Longleat Woods is a 249.9 hectare (617.4 acre) biological Site of Special Scientific Interest south of Frome in Somerset, notified in 1972.

This site includes the Ashen Copse Nature Conservation Review site. This site is a large, ancient, semi-natural, broadleaved woodland with a predominantly high forest structure which is unusual in South West Britain. Over the majority of the site, where soils are poorly drained but not waterlogged, the major canopy-forming tree is pedunculate oak (Quercus robur), with ash (Fraxinus excelsior) being locally common and distributed throughout. Hazel (Corylus avellana) is the commonest shrub and occurs throughout. Many plant species normally found only in ancient woodlands occur, including broad-leaved helleborine (Epipactis helleborine) and wood small-reed (Calamagrostis epigejos). One of the largest plantations of coast redwoods (sequoia sempervirens) in Britain is also located here, mostly within the grounds of Center Parcs Longleat. These grounds are also home to the U.K.'s tallest giant redwood (sequoiadendron giganteum).

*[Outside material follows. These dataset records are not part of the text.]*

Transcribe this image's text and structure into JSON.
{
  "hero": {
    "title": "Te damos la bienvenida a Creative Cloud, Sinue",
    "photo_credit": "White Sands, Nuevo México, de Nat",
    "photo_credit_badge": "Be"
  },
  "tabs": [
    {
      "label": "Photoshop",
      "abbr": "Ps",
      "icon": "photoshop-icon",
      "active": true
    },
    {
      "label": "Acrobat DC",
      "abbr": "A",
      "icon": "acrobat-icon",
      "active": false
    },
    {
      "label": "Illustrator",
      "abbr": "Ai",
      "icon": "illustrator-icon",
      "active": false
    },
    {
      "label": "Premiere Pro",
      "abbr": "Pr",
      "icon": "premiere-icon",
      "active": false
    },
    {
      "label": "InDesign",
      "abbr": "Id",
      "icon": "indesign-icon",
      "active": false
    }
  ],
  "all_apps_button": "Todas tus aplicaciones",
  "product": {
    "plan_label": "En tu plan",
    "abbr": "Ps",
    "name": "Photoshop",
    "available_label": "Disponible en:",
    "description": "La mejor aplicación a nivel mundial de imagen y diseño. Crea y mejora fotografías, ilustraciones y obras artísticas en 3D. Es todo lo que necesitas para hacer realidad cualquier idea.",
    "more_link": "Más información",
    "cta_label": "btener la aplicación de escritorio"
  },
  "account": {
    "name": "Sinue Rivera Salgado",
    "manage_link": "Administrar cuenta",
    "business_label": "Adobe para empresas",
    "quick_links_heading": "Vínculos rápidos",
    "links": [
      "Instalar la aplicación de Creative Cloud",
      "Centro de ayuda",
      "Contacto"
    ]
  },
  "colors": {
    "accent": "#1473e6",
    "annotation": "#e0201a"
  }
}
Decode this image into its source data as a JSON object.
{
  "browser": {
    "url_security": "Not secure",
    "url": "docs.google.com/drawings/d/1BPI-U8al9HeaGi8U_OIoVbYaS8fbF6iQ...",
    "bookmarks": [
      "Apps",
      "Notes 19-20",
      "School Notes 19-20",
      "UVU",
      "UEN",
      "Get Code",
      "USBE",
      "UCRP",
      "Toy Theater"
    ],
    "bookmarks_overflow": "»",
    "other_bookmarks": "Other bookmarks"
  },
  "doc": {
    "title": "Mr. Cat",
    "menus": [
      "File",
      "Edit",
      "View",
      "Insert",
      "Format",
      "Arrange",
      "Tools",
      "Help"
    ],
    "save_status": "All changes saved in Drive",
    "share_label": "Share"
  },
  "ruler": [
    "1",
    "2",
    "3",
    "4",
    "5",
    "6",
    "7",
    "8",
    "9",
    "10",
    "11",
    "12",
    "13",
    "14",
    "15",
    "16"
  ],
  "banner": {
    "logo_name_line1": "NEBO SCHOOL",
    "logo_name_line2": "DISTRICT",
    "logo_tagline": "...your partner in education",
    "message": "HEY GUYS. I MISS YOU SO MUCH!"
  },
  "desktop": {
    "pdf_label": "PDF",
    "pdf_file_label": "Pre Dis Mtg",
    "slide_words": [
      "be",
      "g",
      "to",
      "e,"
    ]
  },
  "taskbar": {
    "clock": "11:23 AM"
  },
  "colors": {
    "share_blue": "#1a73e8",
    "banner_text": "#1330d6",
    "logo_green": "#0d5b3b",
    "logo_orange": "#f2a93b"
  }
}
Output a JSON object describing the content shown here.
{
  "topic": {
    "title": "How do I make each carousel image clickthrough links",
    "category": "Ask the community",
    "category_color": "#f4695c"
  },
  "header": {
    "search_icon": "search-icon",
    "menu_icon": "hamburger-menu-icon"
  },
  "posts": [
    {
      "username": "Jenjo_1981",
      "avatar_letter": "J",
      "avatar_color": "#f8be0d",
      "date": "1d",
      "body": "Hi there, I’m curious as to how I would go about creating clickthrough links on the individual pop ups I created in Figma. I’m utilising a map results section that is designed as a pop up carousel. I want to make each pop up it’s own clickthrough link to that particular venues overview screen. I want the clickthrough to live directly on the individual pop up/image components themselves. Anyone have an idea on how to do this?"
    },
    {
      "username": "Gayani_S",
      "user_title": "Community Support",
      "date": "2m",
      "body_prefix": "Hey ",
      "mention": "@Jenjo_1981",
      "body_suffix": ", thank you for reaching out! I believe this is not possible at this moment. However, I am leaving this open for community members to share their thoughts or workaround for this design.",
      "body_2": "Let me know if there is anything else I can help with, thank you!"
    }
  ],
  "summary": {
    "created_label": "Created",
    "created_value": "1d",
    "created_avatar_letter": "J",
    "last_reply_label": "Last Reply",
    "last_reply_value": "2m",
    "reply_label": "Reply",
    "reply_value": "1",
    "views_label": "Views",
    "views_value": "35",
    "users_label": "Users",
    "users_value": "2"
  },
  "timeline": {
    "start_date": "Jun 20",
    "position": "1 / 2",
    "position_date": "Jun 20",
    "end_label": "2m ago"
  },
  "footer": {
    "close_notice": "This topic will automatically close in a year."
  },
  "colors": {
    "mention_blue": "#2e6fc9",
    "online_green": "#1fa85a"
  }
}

The breeding bird community includes woodcock (Scolopax rusticola), tree pipit (Anthus trivialis), wood warbler (Phylloscopus sibilatrix), common redstart (Phoenicurus phoenicurus), common buzzard (Buteo buteo), tawny owl (Strix aluco), greater spotted woodpecker (Dendrocopos major), lesser spotted woodpecker (Dendrocopos minor) and European green woodpecker (Picus viridis). The breeding invertebrates include white admiral (Ladoga camilla), silver-washed fritillary (Argynnis paphia) and small pearl-bordered fritillary (Boloria selene) butterflies and hornets (Vespa crabro).